Очередь в кассу оказалась довольно длинной: людей много, а работало всего одно окошко. Каждый называл свою фамилию, отдел, где работает, показывал удостоверение, и тогда кассирша лезла в списки сотрудников, смотрела длинную «простынь». Таких списков у нее было несколько — для штатных, внештатных и «одноразовых» работников — тех, кто получал деньги всего за один материал. Находила фамилию, давала расписаться и лишь после этого отсчитывала рубли и копейки. Многие, как заметил Паша, оставляли мелочь в кассе на тарелочке — женщинам из бухгалтерии на чай, сахар и пряники, это считалось хорошим тоном. Но были и такие, кто забирал все монетки без остатка, до копейки.
Паша со вздохом подумал об удобных банковских карточках, на которые ему стали перечислять зарплату уже в конце девяностых. Можно было совсем не стоять в длиннющей очереди, не терять времени, а подойти к банкомату попозже и спокойно снять нужную сумму. Если, конечно, тебе не требуется срочно бежать в ближайший магазин, чтобы отметить с коллегами очередную зарплату. Да и долги он старался раздавать сразу же, в день получки, чтобы не висели неприятным грузом…

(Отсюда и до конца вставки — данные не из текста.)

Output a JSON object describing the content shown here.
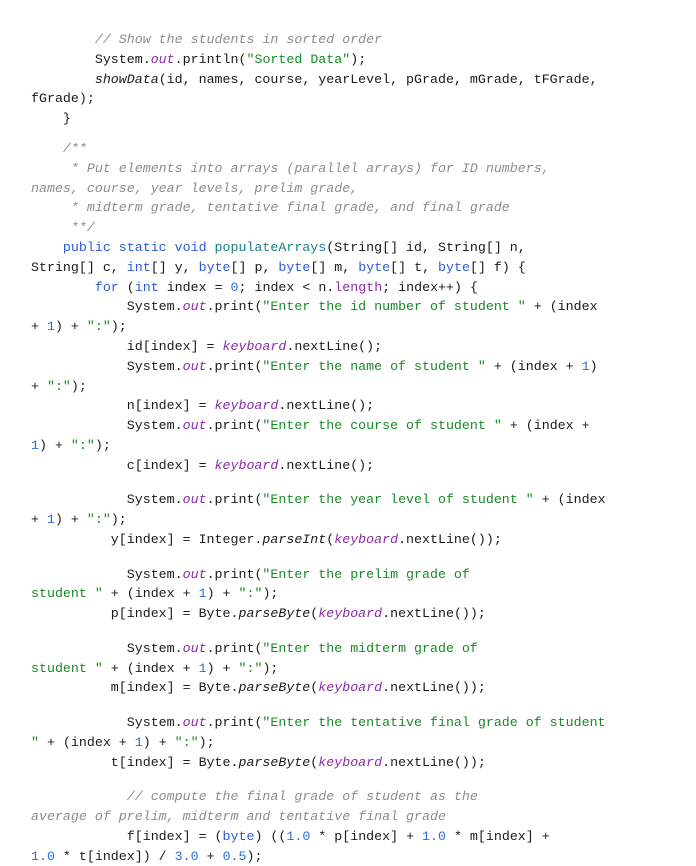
{
  "document": {
    "language": "java",
    "lines": [
      [
        {
          "t": "        "
        },
        {
          "t": "// Show the students in sorted order",
          "c": "cm"
        }
      ],
      [
        {
          "t": "        System."
        },
        {
          "t": "out",
          "c": "fld"
        },
        {
          "t": ".println("
        },
        {
          "t": "\"Sorted Data\"",
          "c": "str"
        },
        {
          "t": ");"
        }
      ],
      [
        {
          "t": "        "
        },
        {
          "t": "showData",
          "c": "it"
        },
        {
          "t": "(id, names, course, yearLevel, pGrade, mGrade, tFGrade,"
        }
      ],
      [
        {
          "t": "fGrade);"
        }
      ],
      [
        {
          "t": "    }"
        }
      ],
      [
        {
          "t": ""
        }
      ],
      [
        {
          "t": "    "
        },
        {
          "t": "/**",
          "c": "cm"
        }
      ],
      [
        {
          "t": "     "
        },
        {
          "t": "* Put elements into arrays (parallel arrays) for ID numbers,",
          "c": "cm"
        }
      ],
      [
        {
          "t": "names, course, year levels, prelim grade,",
          "c": "cm"
        }
      ],
      [
        {
          "t": "     "
        },
        {
          "t": "* midterm grade, tentative final grade, and final grade",
          "c": "cm"
        }
      ],
      [
        {
          "t": "     "
        },
        {
          "t": "**/",
          "c": "cm"
        }
      ],
      [
        {
          "t": "    "
        },
        {
          "t": "public static void ",
          "c": "kw"
        },
        {
          "t": "populateArrays",
          "c": "mth"
        },
        {
          "t": "(String[] id, String[] n,"
        }
      ],
      [
        {
          "t": "String[] c, "
        },
        {
          "t": "int",
          "c": "kw"
        },
        {
          "t": "[] y, "
        },
        {
          "t": "byte",
          "c": "kw"
        },
        {
          "t": "[] p, "
        },
        {
          "t": "byte",
          "c": "kw"
        },
        {
          "t": "[] m, "
        },
        {
          "t": "byte",
          "c": "kw"
        },
        {
          "t": "[] t, "
        },
        {
          "t": "byte",
          "c": "kw"
        },
        {
          "t": "[] f) {"
        }
      ],
      [
        {
          "t": "        "
        },
        {
          "t": "for",
          "c": "kw"
        },
        {
          "t": " ("
        },
        {
          "t": "int",
          "c": "kw"
        },
        {
          "t": " index = "
        },
        {
          "t": "0",
          "c": "num"
        },
        {
          "t": "; index < n."
        },
        {
          "t": "length",
          "c": "fld-n"
        },
        {
          "t": "; index++) {"
        }
      ],
      [
        {
          "t": "            System."
        },
        {
          "t": "out",
          "c": "fld"
        },
        {
          "t": ".print("
        },
        {
          "t": "\"Enter the id number of student \"",
          "c": "str"
        },
        {
          "t": " + (index"
        }
      ],
      [
        {
          "t": "+ "
        },
        {
          "t": "1",
          "c": "num"
        },
        {
          "t": ") + "
        },
        {
          "t": "\":\"",
          "c": "str"
        },
        {
          "t": ");"
        }
      ],
      [
        {
          "t": "            id[index] = "
        },
        {
          "t": "keyboard",
          "c": "fld"
        },
        {
          "t": ".nextLine();"
        }
      ],
      [
        {
          "t": "            System."
        },
        {
          "t": "out",
          "c": "fld"
        },
        {
          "t": ".print("
        },
        {
          "t": "\"Enter the name of student \"",
          "c": "str"
        },
        {
          "t": " + (index + "
        },
        {
          "t": "1",
          "c": "num"
        },
        {
          "t": ")"
        }
      ],
      [
        {
          "t": "+ "
        },
        {
          "t": "\":\"",
          "c": "str"
        },
        {
          "t": ");"
        }
      ],
      [
        {
          "t": "            n[index] = "
        },
        {
          "t": "keyboard",
          "c": "fld"
        },
        {
          "t": ".nextLine();"
        }
      ],
      [
        {
          "t": "            System."
        },
        {
          "t": "out",
          "c": "fld"
        },
        {
          "t": ".print("
        },
        {
          "t": "\"Enter the course of student \"",
          "c": "str"
        },
        {
          "t": " + (index +"
        }
      ],
      [
        {
          "t": "1",
          "c": "num"
        },
        {
          "t": ") + "
        },
        {
          "t": "\":\"",
          "c": "str"
        },
        {
          "t": ");"
        }
      ],
      [
        {
          "t": "            c[index] = "
        },
        {
          "t": "keyboard",
          "c": "fld"
        },
        {
          "t": ".nextLine();"
        }
      ],
      [
        {
          "t": ""
        }
      ],
      [
        {
          "t": "            System."
        },
        {
          "t": "out",
          "c": "fld"
        },
        {
          "t": ".print("
        },
        {
          "t": "\"Enter the year level of student \"",
          "c": "str"
        },
        {
          "t": " + (index"
        }
      ],
      [
        {
          "t": "+ "
        },
        {
          "t": "1",
          "c": "num"
        },
        {
          "t": ") + "
        },
        {
          "t": "\":\"",
          "c": "str"
        },
        {
          "t": ");"
        }
      ],
      [
        {
          "t": "          y[index] = Integer."
        },
        {
          "t": "parseInt",
          "c": "it"
        },
        {
          "t": "("
        },
        {
          "t": "keyboard",
          "c": "fld"
        },
        {
          "t": ".nextLine());"
        }
      ],
      [
        {
          "t": ""
        }
      ],
      [
        {
          "t": "            System."
        },
        {
          "t": "out",
          "c": "fld"
        },
        {
          "t": ".print("
        },
        {
          "t": "\"Enter the prelim grade of",
          "c": "str"
        }
      ],
      [
        {
          "t": "student \"",
          "c": "str"
        },
        {
          "t": " + (index + "
        },
        {
          "t": "1",
          "c": "num"
        },
        {
          "t": ") + "
        },
        {
          "t": "\":\"",
          "c": "str"
        },
        {
          "t": ");"
        }
      ],
      [
        {
          "t": "          p[index] = Byte."
        },
        {
          "t": "parseByte",
          "c": "it"
        },
        {
          "t": "("
        },
        {
          "t": "keyboard",
          "c": "fld"
        },
        {
          "t": ".nextLine());"
        }
      ],
      [
        {
          "t": ""
        }
      ],
      [
        {
          "t": "            System."
        },
        {
          "t": "out",
          "c": "fld"
        },
        {
          "t": ".print("
        },
        {
          "t": "\"Enter the midterm grade of",
          "c": "str"
        }
      ],
      [
        {
          "t": "student \"",
          "c": "str"
        },
        {
          "t": " + (index + "
        },
        {
          "t": "1",
          "c": "num"
        },
        {
          "t": ") + "
        },
        {
          "t": "\":\"",
          "c": "str"
        },
        {
          "t": ");"
        }
      ],
      [
        {
          "t": "          m[index] = Byte."
        },
        {
          "t": "parseByte",
          "c": "it"
        },
        {
          "t": "("
        },
        {
          "t": "keyboard",
          "c": "fld"
        },
        {
          "t": ".nextLine());"
        }
      ],
      [
        {
          "t": ""
        }
      ],
      [
        {
          "t": "            System."
        },
        {
          "t": "out",
          "c": "fld"
        },
        {
          "t": ".print("
        },
        {
          "t": "\"Enter the tentative final grade of student",
          "c": "str"
        }
      ],
      [
        {
          "t": "\"",
          "c": "str"
        },
        {
          "t": " + (index + "
        },
        {
          "t": "1",
          "c": "num"
        },
        {
          "t": ") + "
        },
        {
          "t": "\":\"",
          "c": "str"
        },
        {
          "t": ");"
        }
      ],
      [
        {
          "t": "          t[index] = Byte."
        },
        {
          "t": "parseByte",
          "c": "it"
        },
        {
          "t": "("
        },
        {
          "t": "keyboard",
          "c": "fld"
        },
        {
          "t": ".nextLine());"
        }
      ],
      [
        {
          "t": ""
        }
      ],
      [
        {
          "t": "            "
        },
        {
          "t": "// compute the final grade of student as the",
          "c": "cm"
        }
      ],
      [
        {
          "t": "average of prelim, midterm and tentative final grade",
          "c": "cm"
        }
      ],
      [
        {
          "t": "            f[index] = ("
        },
        {
          "t": "byte",
          "c": "kw"
        },
        {
          "t": ") (("
        },
        {
          "t": "1.0",
          "c": "num"
        },
        {
          "t": " * p[index] + "
        },
        {
          "t": "1.0",
          "c": "num"
        },
        {
          "t": " * m[index] +"
        }
      ],
      [
        {
          "t": "1.0",
          "c": "num"
        },
        {
          "t": " * t[index]) / "
        },
        {
          "t": "3.0",
          "c": "num"
        },
        {
          "t": " + "
        },
        {
          "t": "0.5",
          "c": "num"
        },
        {
          "t": ");"
        }
      ]
    ]
  }
}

…Очередь медленно, но верно, продвигалась вперед, и тут Паша заметил в ее середине… самого себя: молодого и почти что красивого Пашку Мальцеве. Который тоже стоял у стеночки, ждал своей очереди и попутно непринужденно болтал с какой-то девушкой. Паша напряг память и вспомнил: точно, он же на третьем курсе проходил в «Комсомолке» практику! Правда, в другом отделе — рабочей и колхозной молодежи (попал при распределении). Хотел в отдел спорта (в крайней случае — международный), но куратор курса, мерзкий Виталий Иосифович, имевший на него очень большой зуб, подло отомстил, подгадил с практикой…
А всё вышло из-за того, что на одной из лекций он просто заснул… И лектор вдруг с изумлением обнаружил, что студент Мальцев не конспектирует, как положено, новый материал, а нагло дрыхнет, подперев рукой щеку и опустившись пониже на скамеечке. И спит, гад, кемарит себе самым наглым образом… А лекция была непростая, по истории КПСС, и читал ее сам секретарь партбюро курса Степан Давыдович Марченко. Человек строгий и даже в чем-то суровый. Старый, проверенный партийный товарищ, формалист и начетчик, и его опасался даже сам декан факультета…
Читал, правда, он откровенно плохо: тупо бубнил что-то по бумажке, да и тема была предельно скучной: какой-то там давнишний съезд КПСС. Паша накануне, в воскресенье, ходил на день рождения своего лучшего университетского друга Славки, ну и, само собой, погуляли там неплохо… На полную, что называется, катушку. Вернулся он домой очень поздно и изрядно подшафе, а утром надо было вставать рано, в семь часов — к девяти следовало быть уже на занятиях. И прогулять первую лекцию никак не представлялось возможным — как раз история КПСС, а на ней присутствие студентов считалось строго обязательным (посещаемость часто проверял сам куратор курса),
Пашка кое-как добрался до универа (страшно хотелось спать и еще ужасно болела с перепоя голова), сел в поточной аудитории на самую дальнюю, заднюю скамью и вскоре заснул. Под нудный бубнеж Степана Давыдовича спалось очень даже хорошо… Но вот беда — начал храпеть. Сначала на странные звуки никто в аудитории не обратил внимания, затем студенты начали тихонько хихикать, а после этого — уже откровенно смеяться. В общем, лекция оказалась сорванной. Степан Давыдович был в страшной гневе — счел такое поведение студента личным для себя оскорблением. Вызвал куратора курса, чтобы зафиксировать позорное поведение Павла Мальцева, и уже Виталий Иосифович предпринял необходимые меры.
Скандал разразился страшный: куратору сильно влетело от Степана Давыдовича по партийной линии (за неправильное воспитание молодежи и отсутствие должного контроля на лекциях), а тот спустил всех собак на бедного Пашку. Ужасно ругался, кричал, грозился даже исключить из числа студентов университета. Мол, срочно учись пользоваться портянками — через неделю тебя уже заберут в армию…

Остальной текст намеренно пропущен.